Here is my cluster configuration:
Master nodes: 1 (16 vCPU, 64 GB memory)
Worker nodes: 2 (total of 64 vCPU, 256 GB memory)
Here is the Hive query I'm trying to run on the Spark SQL shell:
select a.*,b.name as name from (
small_tbl b
join
(select *
from large_tbl where date = '2019-01-01') a
on a.id = b.id);
Here is the query execution plan as shown on the Spark UI:
The configuration properties set while launching the shell are as follows:
spark-sql --conf spark.driver.maxResultSize=30g \
--conf spark.broadcast.compress=true \
--conf spark.rdd.compress=true \
--conf spark.memory.offHeap.enabled=true \
--conf spark.memory.offHeap.size=304857600 \
--conf spark.dynamicAllocation.enabled=false \
--conf spark.executor.instances=12 \
--conf spark.executor.memory=16g
--conf spark.executor.cores=5 \
--conf spark.driver.memory=32g \
--conf spark.yarn.executor.memoryOverhead=512 \
--conf spark.executor.extrajavaoptions=-Xms20g \
--conf spark.executor.heartbeatInterval=30s \
--conf spark.shuffle.io.preferDirectBufs=true \
--conf spark.memory.fraction=0.5
I have tried most of the solutions suggested here and here which is evident in the properties set above. As far as I know it's not a good idea to increase the maxResultSize property on the driver side since datasets may grow beyond driver's memory size and driver shouldn't be used to store data in this scale.

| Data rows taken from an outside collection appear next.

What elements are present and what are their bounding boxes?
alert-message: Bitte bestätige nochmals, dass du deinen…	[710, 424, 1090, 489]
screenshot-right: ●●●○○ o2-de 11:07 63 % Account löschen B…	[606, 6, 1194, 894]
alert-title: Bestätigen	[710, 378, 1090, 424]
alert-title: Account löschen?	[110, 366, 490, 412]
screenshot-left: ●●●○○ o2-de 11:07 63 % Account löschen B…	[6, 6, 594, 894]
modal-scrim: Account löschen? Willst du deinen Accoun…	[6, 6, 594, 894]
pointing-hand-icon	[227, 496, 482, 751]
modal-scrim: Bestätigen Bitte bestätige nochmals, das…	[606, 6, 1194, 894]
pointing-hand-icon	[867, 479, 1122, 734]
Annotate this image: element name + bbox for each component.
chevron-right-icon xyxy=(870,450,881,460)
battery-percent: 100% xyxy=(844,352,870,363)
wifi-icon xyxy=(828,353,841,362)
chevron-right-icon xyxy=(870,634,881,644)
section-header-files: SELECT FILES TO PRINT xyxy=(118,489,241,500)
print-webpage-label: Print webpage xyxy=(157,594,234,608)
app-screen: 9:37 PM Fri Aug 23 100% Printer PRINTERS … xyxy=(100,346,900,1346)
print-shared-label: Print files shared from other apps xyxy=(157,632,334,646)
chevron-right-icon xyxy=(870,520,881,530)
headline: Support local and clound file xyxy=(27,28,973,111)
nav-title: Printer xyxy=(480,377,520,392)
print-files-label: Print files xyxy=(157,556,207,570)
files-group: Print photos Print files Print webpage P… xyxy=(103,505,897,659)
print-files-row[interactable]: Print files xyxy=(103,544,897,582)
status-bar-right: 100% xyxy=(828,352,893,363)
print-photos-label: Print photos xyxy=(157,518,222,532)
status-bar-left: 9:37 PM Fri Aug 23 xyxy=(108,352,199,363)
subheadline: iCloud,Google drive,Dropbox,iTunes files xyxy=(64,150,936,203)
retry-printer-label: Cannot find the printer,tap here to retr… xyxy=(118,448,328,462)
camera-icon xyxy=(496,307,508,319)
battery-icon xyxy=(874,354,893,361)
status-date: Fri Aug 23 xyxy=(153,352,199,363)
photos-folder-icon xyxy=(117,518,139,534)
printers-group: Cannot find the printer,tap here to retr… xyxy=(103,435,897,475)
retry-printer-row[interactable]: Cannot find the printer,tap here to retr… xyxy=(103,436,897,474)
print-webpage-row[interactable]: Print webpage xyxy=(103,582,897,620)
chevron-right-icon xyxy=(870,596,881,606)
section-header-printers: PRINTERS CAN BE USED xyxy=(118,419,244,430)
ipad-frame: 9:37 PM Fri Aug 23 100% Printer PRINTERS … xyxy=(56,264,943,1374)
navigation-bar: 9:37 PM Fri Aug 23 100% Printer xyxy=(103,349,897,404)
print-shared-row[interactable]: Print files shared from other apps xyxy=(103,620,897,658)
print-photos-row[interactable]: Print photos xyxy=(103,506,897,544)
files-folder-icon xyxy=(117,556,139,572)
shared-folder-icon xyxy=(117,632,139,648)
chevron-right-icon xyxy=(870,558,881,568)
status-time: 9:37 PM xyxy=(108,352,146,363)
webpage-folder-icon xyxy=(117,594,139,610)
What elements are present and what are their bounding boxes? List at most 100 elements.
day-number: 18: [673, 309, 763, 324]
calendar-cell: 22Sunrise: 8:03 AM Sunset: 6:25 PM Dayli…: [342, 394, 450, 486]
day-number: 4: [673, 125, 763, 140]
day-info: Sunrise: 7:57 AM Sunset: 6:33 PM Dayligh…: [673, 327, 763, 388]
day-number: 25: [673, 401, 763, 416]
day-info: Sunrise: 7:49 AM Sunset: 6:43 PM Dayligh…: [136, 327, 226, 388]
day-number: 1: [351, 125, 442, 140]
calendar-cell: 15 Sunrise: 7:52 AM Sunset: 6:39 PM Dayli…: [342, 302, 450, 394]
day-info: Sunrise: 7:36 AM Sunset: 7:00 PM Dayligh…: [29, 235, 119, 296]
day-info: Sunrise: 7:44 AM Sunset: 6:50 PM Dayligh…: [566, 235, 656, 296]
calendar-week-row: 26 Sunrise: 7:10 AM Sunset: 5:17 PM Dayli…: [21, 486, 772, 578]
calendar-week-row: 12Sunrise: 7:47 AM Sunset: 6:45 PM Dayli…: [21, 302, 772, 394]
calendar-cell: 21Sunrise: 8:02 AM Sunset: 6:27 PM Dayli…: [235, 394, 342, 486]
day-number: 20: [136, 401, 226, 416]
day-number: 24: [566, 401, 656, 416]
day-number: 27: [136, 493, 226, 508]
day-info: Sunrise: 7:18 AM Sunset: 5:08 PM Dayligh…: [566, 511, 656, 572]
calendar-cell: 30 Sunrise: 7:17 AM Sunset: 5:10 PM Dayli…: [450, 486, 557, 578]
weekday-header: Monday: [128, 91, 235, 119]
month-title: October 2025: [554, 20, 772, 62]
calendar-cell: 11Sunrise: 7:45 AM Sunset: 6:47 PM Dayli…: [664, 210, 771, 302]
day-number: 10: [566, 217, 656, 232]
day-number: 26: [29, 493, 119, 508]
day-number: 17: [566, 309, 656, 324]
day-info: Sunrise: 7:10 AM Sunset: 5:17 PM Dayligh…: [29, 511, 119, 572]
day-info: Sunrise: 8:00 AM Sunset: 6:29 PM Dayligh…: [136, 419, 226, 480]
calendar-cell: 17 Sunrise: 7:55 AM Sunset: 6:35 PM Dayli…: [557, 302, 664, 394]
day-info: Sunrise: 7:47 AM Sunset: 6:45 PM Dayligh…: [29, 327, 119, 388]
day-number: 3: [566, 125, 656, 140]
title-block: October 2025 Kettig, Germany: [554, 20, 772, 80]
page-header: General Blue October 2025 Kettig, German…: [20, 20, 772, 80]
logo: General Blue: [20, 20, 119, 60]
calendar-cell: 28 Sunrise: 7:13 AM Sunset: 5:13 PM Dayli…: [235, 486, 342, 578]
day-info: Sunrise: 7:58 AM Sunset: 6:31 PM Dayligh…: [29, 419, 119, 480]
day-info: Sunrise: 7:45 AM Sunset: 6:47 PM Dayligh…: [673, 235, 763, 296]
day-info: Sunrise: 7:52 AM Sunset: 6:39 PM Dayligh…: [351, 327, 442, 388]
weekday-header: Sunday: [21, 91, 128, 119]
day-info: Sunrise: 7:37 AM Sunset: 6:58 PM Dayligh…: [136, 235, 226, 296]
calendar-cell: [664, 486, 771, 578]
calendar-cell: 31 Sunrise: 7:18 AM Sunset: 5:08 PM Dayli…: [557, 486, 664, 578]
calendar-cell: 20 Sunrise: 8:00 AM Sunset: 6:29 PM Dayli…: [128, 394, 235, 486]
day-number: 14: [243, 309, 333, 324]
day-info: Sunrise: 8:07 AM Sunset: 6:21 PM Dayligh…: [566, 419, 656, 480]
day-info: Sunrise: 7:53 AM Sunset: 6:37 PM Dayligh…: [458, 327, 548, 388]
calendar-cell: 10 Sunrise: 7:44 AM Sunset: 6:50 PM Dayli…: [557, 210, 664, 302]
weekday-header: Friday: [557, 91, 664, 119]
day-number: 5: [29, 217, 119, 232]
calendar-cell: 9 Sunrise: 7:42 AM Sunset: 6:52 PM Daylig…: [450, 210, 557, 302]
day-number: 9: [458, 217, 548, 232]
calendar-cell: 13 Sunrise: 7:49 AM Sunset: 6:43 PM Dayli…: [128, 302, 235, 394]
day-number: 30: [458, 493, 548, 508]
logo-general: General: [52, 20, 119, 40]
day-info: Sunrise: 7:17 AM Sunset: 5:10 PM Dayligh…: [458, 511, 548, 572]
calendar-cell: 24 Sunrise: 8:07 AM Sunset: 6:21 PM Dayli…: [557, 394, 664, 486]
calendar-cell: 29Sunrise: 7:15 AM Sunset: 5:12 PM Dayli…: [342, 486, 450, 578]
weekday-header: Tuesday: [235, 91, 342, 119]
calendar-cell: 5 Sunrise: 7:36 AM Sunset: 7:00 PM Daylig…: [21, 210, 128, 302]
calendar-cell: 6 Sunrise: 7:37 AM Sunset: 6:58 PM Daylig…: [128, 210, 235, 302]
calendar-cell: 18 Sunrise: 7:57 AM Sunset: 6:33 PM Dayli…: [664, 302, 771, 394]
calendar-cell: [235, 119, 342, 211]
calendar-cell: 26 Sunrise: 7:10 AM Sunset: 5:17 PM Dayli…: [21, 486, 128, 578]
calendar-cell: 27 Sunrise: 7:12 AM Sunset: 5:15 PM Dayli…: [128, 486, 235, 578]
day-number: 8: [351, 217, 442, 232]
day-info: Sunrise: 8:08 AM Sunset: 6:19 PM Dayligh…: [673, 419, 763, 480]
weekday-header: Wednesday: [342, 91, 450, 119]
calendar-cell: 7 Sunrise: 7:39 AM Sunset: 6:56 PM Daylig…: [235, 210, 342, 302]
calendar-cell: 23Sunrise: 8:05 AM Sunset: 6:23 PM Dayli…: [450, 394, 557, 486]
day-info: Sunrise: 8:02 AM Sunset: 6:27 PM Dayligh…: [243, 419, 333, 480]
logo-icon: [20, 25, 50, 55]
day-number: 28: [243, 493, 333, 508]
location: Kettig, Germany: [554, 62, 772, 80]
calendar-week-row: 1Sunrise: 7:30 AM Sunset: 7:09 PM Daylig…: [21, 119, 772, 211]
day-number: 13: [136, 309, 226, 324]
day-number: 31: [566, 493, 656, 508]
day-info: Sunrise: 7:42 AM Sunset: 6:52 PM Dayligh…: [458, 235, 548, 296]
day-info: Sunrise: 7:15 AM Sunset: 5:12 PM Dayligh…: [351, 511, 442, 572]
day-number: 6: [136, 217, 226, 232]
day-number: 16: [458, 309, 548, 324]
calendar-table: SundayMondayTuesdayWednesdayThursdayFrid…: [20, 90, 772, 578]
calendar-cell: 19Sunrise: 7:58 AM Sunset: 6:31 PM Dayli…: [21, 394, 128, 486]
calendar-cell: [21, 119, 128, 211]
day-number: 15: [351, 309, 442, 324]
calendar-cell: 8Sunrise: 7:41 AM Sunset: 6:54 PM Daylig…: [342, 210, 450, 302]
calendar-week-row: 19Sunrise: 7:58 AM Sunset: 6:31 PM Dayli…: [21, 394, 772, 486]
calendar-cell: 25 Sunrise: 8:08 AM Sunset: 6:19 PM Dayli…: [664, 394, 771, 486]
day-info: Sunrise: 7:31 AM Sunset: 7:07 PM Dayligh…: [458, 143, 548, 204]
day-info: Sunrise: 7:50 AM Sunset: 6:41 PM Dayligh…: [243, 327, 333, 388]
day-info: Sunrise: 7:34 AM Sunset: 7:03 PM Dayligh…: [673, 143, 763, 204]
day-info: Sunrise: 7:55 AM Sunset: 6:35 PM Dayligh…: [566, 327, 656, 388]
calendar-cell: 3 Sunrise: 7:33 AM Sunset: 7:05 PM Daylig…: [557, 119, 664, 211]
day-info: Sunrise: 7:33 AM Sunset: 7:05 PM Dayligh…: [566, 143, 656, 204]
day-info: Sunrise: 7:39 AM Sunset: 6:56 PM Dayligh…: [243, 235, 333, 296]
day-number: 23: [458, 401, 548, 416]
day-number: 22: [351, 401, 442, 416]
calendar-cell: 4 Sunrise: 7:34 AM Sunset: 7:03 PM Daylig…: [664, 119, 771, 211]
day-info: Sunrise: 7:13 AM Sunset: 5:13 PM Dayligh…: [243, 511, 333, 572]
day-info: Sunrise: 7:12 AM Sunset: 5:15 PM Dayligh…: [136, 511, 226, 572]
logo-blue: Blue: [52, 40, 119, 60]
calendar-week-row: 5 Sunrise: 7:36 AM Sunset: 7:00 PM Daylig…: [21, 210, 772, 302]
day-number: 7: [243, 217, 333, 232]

I have executed the query on Tez engine successfully which took around 4 minutes, whereas Spark takes more than 15 mins to execute and terminates abruptly with the lack of heap space issue.
I strongly believe there must be a way to speed up the query execution on Spark. Please suggest me a solution that works for this kind of queries.